A fine Sunday, playing with my new camera. It is a Panasonic Lumix G and even though I've had it for a few weeks and have experimented with settings (mostly auto and manual), I only began exploring the image effects today. So now I'm hooked on taking highly saturated (by choice) photos. In this season when the air seems naturally color-saturated, it's double the fun.
So many things to be sad, joyful and grateful for these days. The weather, health, the color yellow, love, family visits to NM, the camera, my upcoming visit back east with family and friends, followed by a long writing retreat to complete the final edits on the manuscript I planned to work on starting in January. The plan that was derailed due to life interfering. Funny how that happens.

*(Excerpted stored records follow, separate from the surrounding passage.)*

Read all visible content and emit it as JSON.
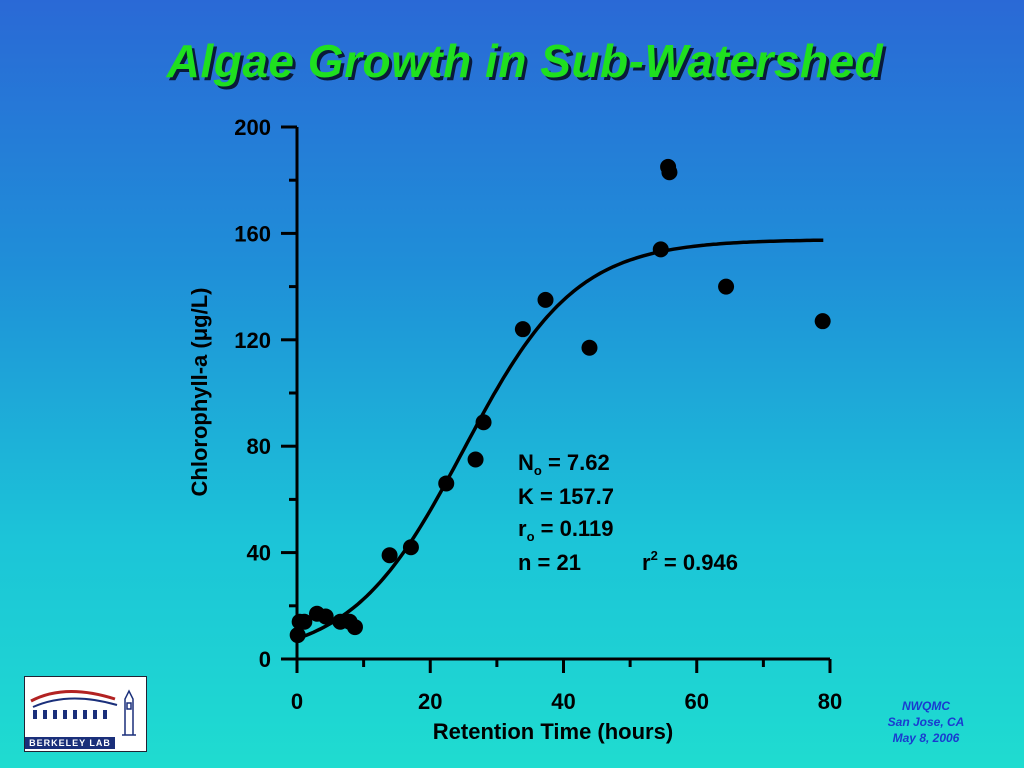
{
  "slide_title": "Algae Growth in Sub-Watershed",
  "chart_data": {
    "type": "scatter",
    "title": "Algae Growth in Sub-Watershed",
    "xlabel": "Retention Time (hours)",
    "ylabel": "Chlorophyll-a (μg/L)",
    "xlim": [
      0,
      80
    ],
    "ylim": [
      0,
      200
    ],
    "x_ticks": [
      0,
      20,
      40,
      60,
      80
    ],
    "y_ticks": [
      0,
      40,
      80,
      120,
      160,
      200
    ],
    "grid": false,
    "series": [
      {
        "type": "scatter",
        "color": "#000000",
        "x": [
          0.1,
          0.4,
          1.1,
          3.0,
          4.3,
          6.5,
          7.9,
          8.7,
          13.9,
          17.1,
          22.4,
          26.8,
          28.0,
          33.9,
          37.3,
          43.9,
          54.6,
          55.7,
          55.9,
          64.4,
          78.9
        ],
        "y": [
          9,
          14,
          14,
          17,
          16,
          14,
          14,
          12,
          39,
          42,
          66,
          75,
          89,
          124,
          135,
          117,
          154,
          185,
          183,
          140,
          127
        ]
      },
      {
        "type": "line",
        "model": "logistic",
        "color": "#000000",
        "params": {
          "N0": 7.62,
          "K": 157.7,
          "r0": 0.119
        },
        "x_range": [
          0,
          79
        ]
      }
    ],
    "annotation": {
      "n0_main": "N",
      "n0_sub": "o",
      "n0_rest": " = 7.62",
      "k": "K = 157.7",
      "r0_main": "r",
      "r0_sub": "o",
      "r0_rest": " = 0.119",
      "n": "n = 21",
      "r2_main": "r",
      "r2_sup": "2",
      "r2_rest": " = 0.946"
    }
  },
  "logo": {
    "text": "BERKELEY LAB"
  },
  "footer": {
    "line1": "NWQMC",
    "line2": "San Jose, CA",
    "line3": "May 8, 2006"
  },
  "colors": {
    "title": "#1fe01f",
    "footer": "#1a3bd0",
    "logo_blue": "#1a2f7a",
    "logo_red": "#b22222"
  }
}
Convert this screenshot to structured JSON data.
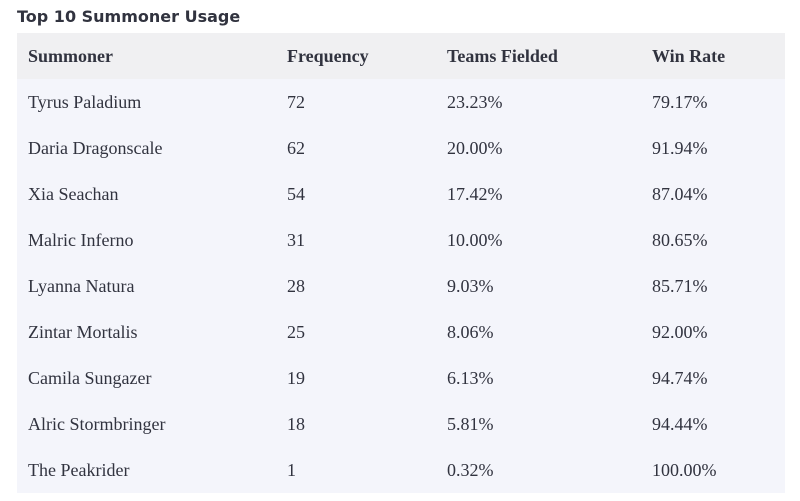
{
  "title": "Top 10 Summoner Usage",
  "table": {
    "header": [
      "Summoner",
      "Frequency",
      "Teams Fielded",
      "Win Rate"
    ],
    "rows": [
      [
        "Tyrus Paladium",
        "72",
        "23.23%",
        "79.17%"
      ],
      [
        "Daria Dragonscale",
        "62",
        "20.00%",
        "91.94%"
      ],
      [
        "Xia Seachan",
        "54",
        "17.42%",
        "87.04%"
      ],
      [
        "Malric Inferno",
        "31",
        "10.00%",
        "80.65%"
      ],
      [
        "Lyanna Natura",
        "28",
        "9.03%",
        "85.71%"
      ],
      [
        "Zintar Mortalis",
        "25",
        "8.06%",
        "92.00%"
      ],
      [
        "Camila Sungazer",
        "19",
        "6.13%",
        "94.74%"
      ],
      [
        "Alric Stormbringer",
        "18",
        "5.81%",
        "94.44%"
      ],
      [
        "The Peakrider",
        "1",
        "0.32%",
        "100.00%"
      ]
    ]
  }
}
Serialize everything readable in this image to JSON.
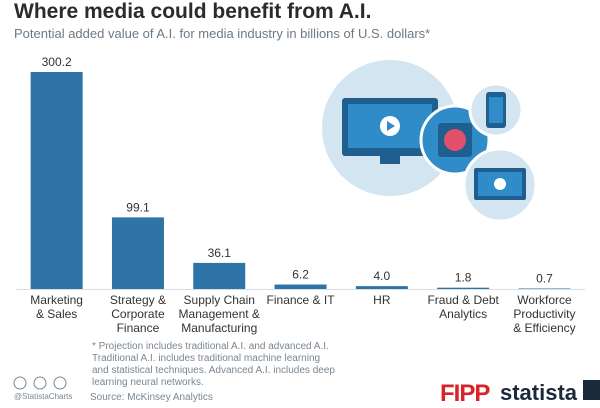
{
  "chart_data": {
    "type": "bar",
    "title": "Where media could benefit from A.I.",
    "subtitle": "Potential added value of A.I. for media industry in billions of U.S. dollars*",
    "categories": [
      "Marketing\n& Sales",
      "Strategy &\nCorporate\nFinance",
      "Supply Chain\nManagement &\nManufacturing",
      "Finance & IT",
      "HR",
      "Fraud & Debt\nAnalytics",
      "Workforce\nProductivity\n& Efficiency"
    ],
    "values": [
      300.2,
      99.1,
      36.1,
      6.2,
      4.0,
      1.8,
      0.7
    ],
    "value_labels": [
      "300.2",
      "99.1",
      "36.1",
      "6.2",
      "4.0",
      "1.8",
      "0.7"
    ],
    "color": "#2f74a7",
    "footnote": "* Projection includes traditional A.I. and advanced A.I.\nTraditional A.I. includes traditional machine learning\nand statistical techniques. Advanced A.I. includes deep\nlearning neural networks.",
    "source": "Source: McKinsey Analytics",
    "handle": "@StatistaCharts",
    "partner": "FIPP",
    "brand": "statista"
  }
}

And not necessarily funny.
homage to Barbara...and then there were three...
I learned two days ago that an old friend unexpectedly passed. I'd been planning to see her in a couple of weeks in Connecticut. I knew she was ailing since I'd last seen her in July 2013, but she was holding her own at home and planning to buy a new wardrobe for her grandson's barmitzvah at the end of this month. When our first sons, now in their 50's were toddlers, they played together.  We were all newly married, living in the same garden apartment building in NY and became best friends. Our second sons (now in their late 40s) were best friends when we all lived in the same town in CT. Barbara inspired many of the paths I chose over the decades that altered my life's direction. But most of all I remember the endless summer days when she and I and three other women friends sat in a circle in our sand chairs on Bailey Beach in Rowayton and had our own consciousness raising sessions (otherwise known as bitching and dreaming) while our kids (a dozen in all) played in various configurations around us. Gayle, who moved to Taos around the time we did, and whom I've written about, was one of those women. She left us four years ago. Her daughter recalled those beach days and said: it was the original Sex in the City! How true. We were all young and attractive and it was the early 1970's after all! I intend to visit Bailey Beach when I'm back there. I'm sure the sand is still imprinted with the circle of our chairs.